Гомологичные факторы рестрикции комплемента (HCRF_S), пригодные в настоящем изобретении, могут вообще интерферировать с любой частью каскада активации комплемента. HCRF_S может интерферировать исключительно с той частью, которая составляет классический метаболический путь, или исключительно с той частью, которая составляет альтернативный метаболический путь, или, более обычно, может интерферировать с той частью, которая является общей как для классического, так и для альтернативного метаболических путей. Предпочтительно, чтобы регулятор HCRF_S интерферировал с общей частью пути метаболизма. HCRF_S может быть идентичен натуральному HCRF или может просто иметь соответствующую функцию. Синтетические и полусинтетические HCRF_S, включая полученные методами рекомбинантных ДНК, а также их варианты, включены в понятие термина HCRF_S.

Как упомянуто выше, гомологичные факторы рестрикции комплемента представляют собой вещества, которые регулируют действие комплементного каскада таким образом, чтобы понизить или предотвратить его литическую активность; они используются животным телом для мечения ткани как "своей" с тем, чтобы можно было избежать аутоиммунной реакции. В предлагаемом изобретении в принципе можно, чтобы HCRF_S был либо мембранно-связанным, или свободным в сыворотке, хотя на практике было бы предпочтительнее иметь HCRF_S мембранно-связанным на клетках ткани ксенотрансплантата. Таким путем этому фактору легче быть "в ассоциации" с тканью трансплантата. Предпочтительные HCRF_s включают путативные факторы клеточной мембраны, включая рецептор C3b/C4b (CR1), рецептор С3.dg (CR2), стимулятор гемолиза (фактор распада, DAF), инактиватор С3b и белок мембранного кофактора (МСР). Путативные сывороточные HCRF включают Фактор Н, стимулятор гемолиза (DАF)и С4-связующий белок (C4bp). Эти HCRF_s все регулируют вниз активность комплемента путем интерференции на стадии С3. Гомологичный фактор рестрикции (HRF), который блокирует у С8, также является путативным мембранным фактором.

Многие, но не все, гены для пригодных HCRF_S расположены в RCA (регулятор активации комплемента), локус которого картирует с диском q32 хромосомы 1 (Rey-Campos et al., J.Exp Med. 167: 664-669 (1988)).

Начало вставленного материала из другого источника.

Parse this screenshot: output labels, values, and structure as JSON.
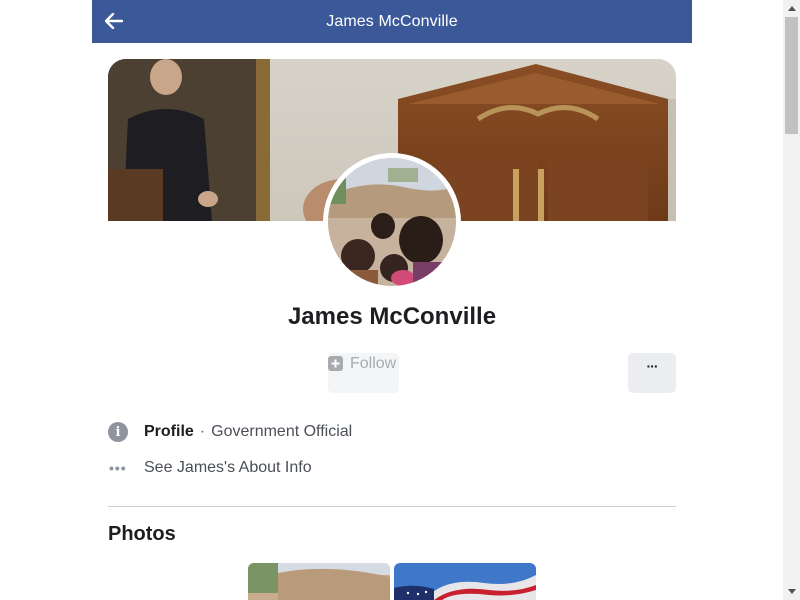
{
  "header": {
    "title": "James McConville",
    "back_icon": "back-arrow-icon"
  },
  "profile": {
    "name": "James McConville",
    "follow_label": "Follow",
    "more_label": "···"
  },
  "info": {
    "profile_label": "Profile",
    "separator": "·",
    "category": "Government Official",
    "about_link": "See James's About Info"
  },
  "photos": {
    "title": "Photos"
  },
  "colors": {
    "header_bg": "#3b5998",
    "button_bg": "#ebedf0",
    "icon_gray": "#8d949e",
    "text_primary": "#1c1e21",
    "text_secondary": "#4b4f56"
  }
}
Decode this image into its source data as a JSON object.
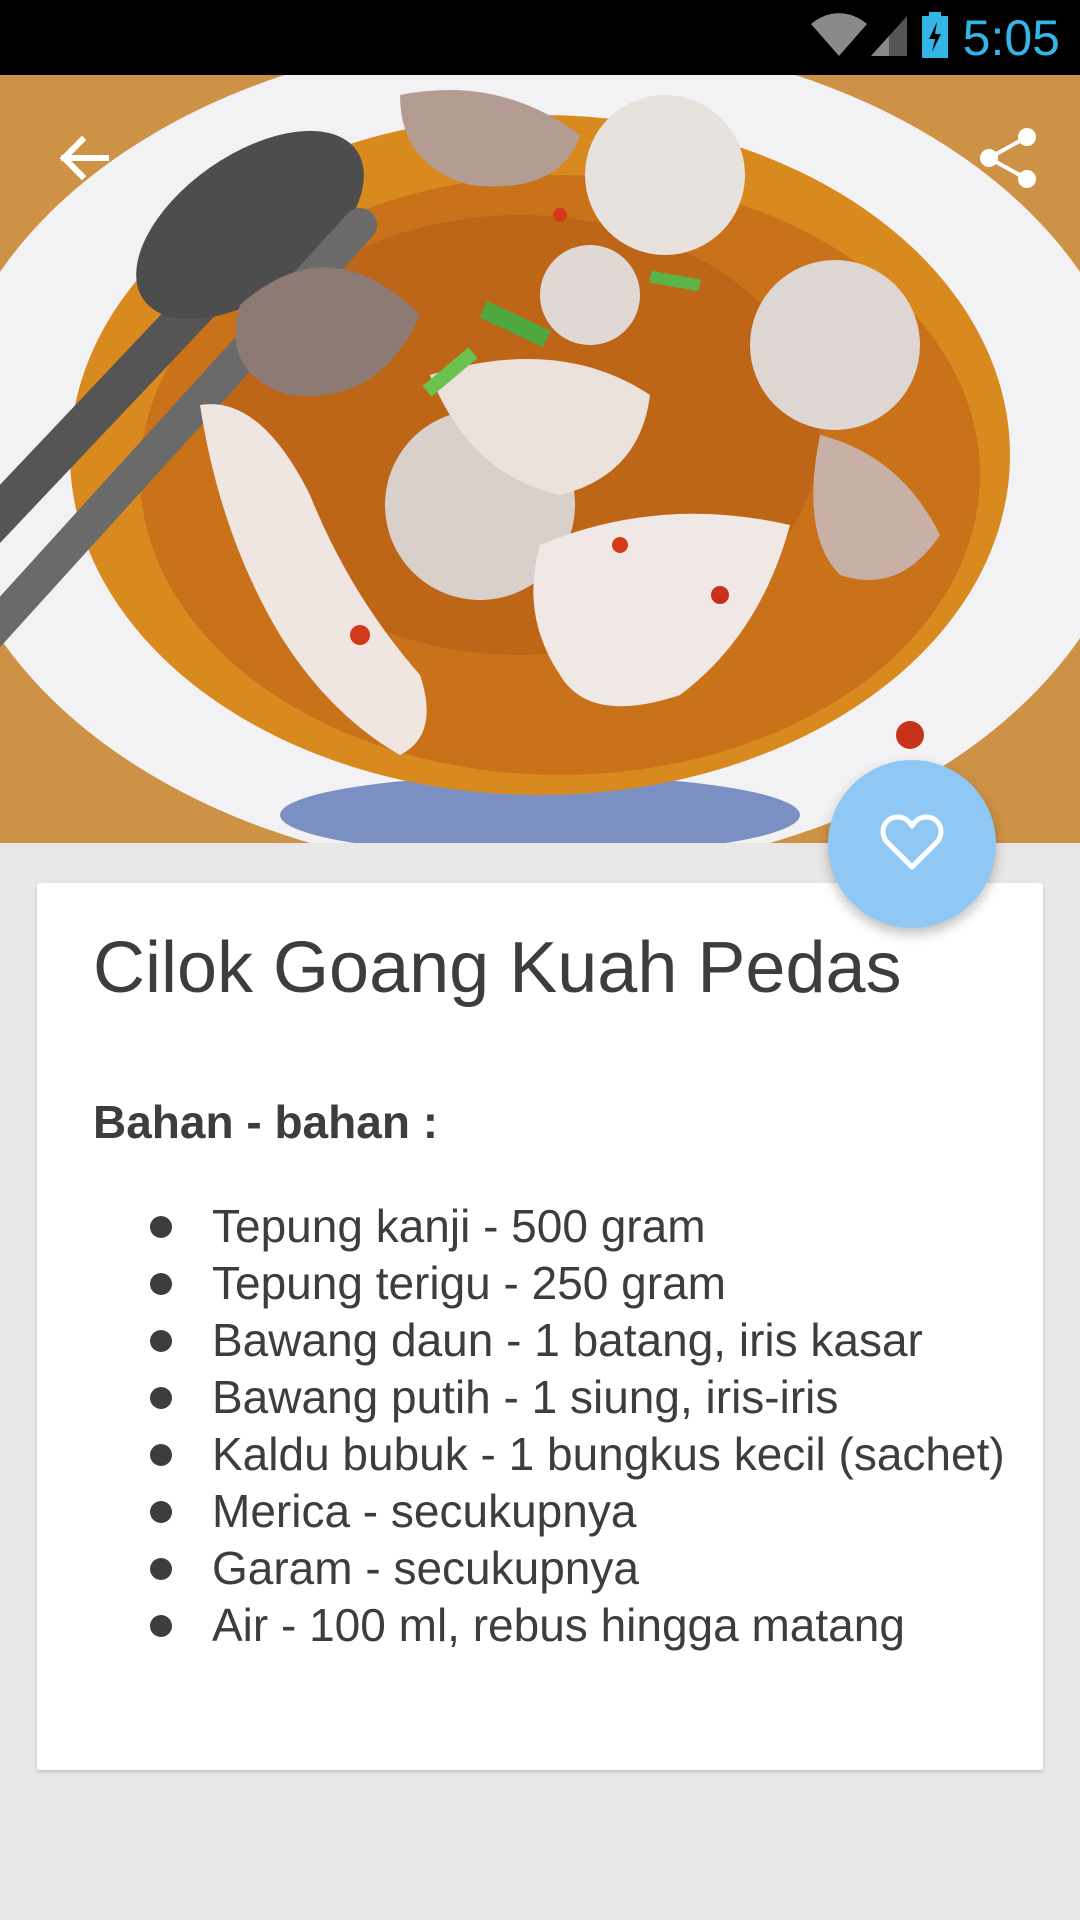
{
  "status_bar": {
    "time": "5:05",
    "icons": [
      "wifi-icon",
      "signal-icon",
      "battery-charging-icon"
    ]
  },
  "toolbar": {
    "back_icon": "arrow-back-icon",
    "share_icon": "share-icon"
  },
  "hero": {
    "icon": "food-photo"
  },
  "fab": {
    "icon": "heart-outline-icon"
  },
  "recipe": {
    "title": "Cilok Goang Kuah Pedas",
    "ingredients_heading": "Bahan - bahan :",
    "ingredients": [
      "Tepung kanji - 500 gram",
      "Tepung terigu - 250 gram",
      "Bawang daun - 1 batang, iris kasar",
      "Bawang putih - 1 siung, iris-iris",
      "Kaldu bubuk - 1 bungkus kecil (sachet)",
      "Merica - secukupnya",
      "Garam - secukupnya",
      "Air - 100 ml, rebus hingga matang"
    ]
  },
  "colors": {
    "status_time": "#33b5e5",
    "fab": "#90c8f5",
    "text": "#3d3d3d",
    "background": "#e8e8e8"
  }
}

Хотя существует некоторая путаница с номенклатурой и расположением HCRFs, факторы С4ВР, CRI, DAF и фактор Н идентифицированы Rey-Campos et al., (выше), а также в их более ранней работе (J.Exp.Med, 166: 246-252 (1987)). Белок мембранного кофактора (МСР) обрабатывают как синоним С4-связующего белка (С4bр), и может быть, что эти два фактора являются либо родственными, либо идентичными. Pother и Till ("The Complement System", Springer-Verlag, Berlin (1988)) приводят регуляторные факторы конвертазы С3 в разделе 1,2.3.2; они установили равенство между С4-связующим белком (С4bр) и стимулятором гемолиза, а также между фактором Н, B_IH-белком и акселератором инактиватора С3b. Нет сомнения в том, что номенклатура, локализация и характеристика HCRF_S будут продолжать развиваться, однако следует понять, что настоящее изобретение предполагает использование всех HCRF_S в соответствии с требованием пригодности и предпочтения.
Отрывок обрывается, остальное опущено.